The Condor Cluster


I’m fascinated by the Condor Cluster, a US Air Force supercomputer made from 1,760 PlayStation 3s.

PlayStation 3 cluster

I mean, just the cluster itself is pretty cool. Used for image analysis, it cut processing time from several hours to just seconds. But why did they use PS3s?

Two big reasons: the PS3 could run Linux, and it was WAY cheaper than similar hardware. Apparently a $400 PS3 performed equivalently to $10,000 of comparable hardware. The PS3s performed well because… well, graphics processing was kind of their jam. That’s not surprising.

But why were they so much cheaper than other available hardware? I can’t tell you why it would have cost $10,000 to buy similar equipment, but it definitely cost more than $400 to build a PS3. What many people don’t know is that modern gaming consoles actually sell at a loss. Manufacturers are willing to lose money on their hardware, because the big money comes from selling games.

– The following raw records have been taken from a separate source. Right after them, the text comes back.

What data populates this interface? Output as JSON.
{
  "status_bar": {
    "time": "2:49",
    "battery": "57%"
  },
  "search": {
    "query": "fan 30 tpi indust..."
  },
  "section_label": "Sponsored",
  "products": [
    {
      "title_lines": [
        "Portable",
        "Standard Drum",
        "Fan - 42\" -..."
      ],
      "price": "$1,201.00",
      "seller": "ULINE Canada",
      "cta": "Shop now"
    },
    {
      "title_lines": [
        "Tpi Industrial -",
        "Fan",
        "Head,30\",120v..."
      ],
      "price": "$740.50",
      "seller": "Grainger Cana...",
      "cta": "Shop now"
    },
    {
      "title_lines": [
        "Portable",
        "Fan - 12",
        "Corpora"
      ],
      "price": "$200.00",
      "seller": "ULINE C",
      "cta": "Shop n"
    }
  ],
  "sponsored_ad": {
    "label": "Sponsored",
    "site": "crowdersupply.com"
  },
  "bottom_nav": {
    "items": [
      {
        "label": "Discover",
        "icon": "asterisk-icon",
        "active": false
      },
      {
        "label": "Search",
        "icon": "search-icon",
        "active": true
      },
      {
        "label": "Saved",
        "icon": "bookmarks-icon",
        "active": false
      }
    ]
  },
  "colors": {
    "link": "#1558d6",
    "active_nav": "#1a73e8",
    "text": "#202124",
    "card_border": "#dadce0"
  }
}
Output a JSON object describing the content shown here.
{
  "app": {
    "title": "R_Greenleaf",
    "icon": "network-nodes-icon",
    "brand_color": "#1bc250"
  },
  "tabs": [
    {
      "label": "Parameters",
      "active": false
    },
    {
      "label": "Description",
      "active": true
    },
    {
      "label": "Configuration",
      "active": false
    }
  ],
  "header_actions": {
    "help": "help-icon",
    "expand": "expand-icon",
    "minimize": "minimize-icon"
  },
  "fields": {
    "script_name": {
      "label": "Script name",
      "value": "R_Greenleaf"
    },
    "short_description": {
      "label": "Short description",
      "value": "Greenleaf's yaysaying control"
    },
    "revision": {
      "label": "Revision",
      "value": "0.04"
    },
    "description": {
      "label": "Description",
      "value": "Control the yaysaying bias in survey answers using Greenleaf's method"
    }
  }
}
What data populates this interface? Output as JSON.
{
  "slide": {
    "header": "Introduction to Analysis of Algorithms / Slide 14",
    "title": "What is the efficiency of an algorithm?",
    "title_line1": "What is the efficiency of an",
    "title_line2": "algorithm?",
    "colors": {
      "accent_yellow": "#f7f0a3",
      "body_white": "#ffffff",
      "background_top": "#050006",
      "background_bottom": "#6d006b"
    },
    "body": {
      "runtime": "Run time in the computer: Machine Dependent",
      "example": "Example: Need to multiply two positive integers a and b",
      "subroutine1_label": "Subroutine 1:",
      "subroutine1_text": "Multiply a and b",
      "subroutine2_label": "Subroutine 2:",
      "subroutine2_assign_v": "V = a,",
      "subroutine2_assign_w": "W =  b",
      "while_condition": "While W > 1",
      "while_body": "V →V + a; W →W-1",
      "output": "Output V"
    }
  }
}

So then here’s a subtly interesting aspect to the Condor Cluster: Sony probably lost money from it. They sold 1,760 consoles at a loss, and never earned a cent in game purchases for those consoles. Though apparently the Air Force worked directly with Sony to procure all those PS3s. “It wasn’t something as simple as going to Best Buy or Wal-Mart,” according to the director of the lab. So maybe Sony thought it was worth it for the publicity? Or just didn’t want to say no to the Air Force?

Anyway, in a time where it’s a Herculean task to get ahold of a single current-gen console, I think it’s awesome to imagine a time where someone decided the best way to parse a JPG was to cluster together a crap-ton of video game consoles.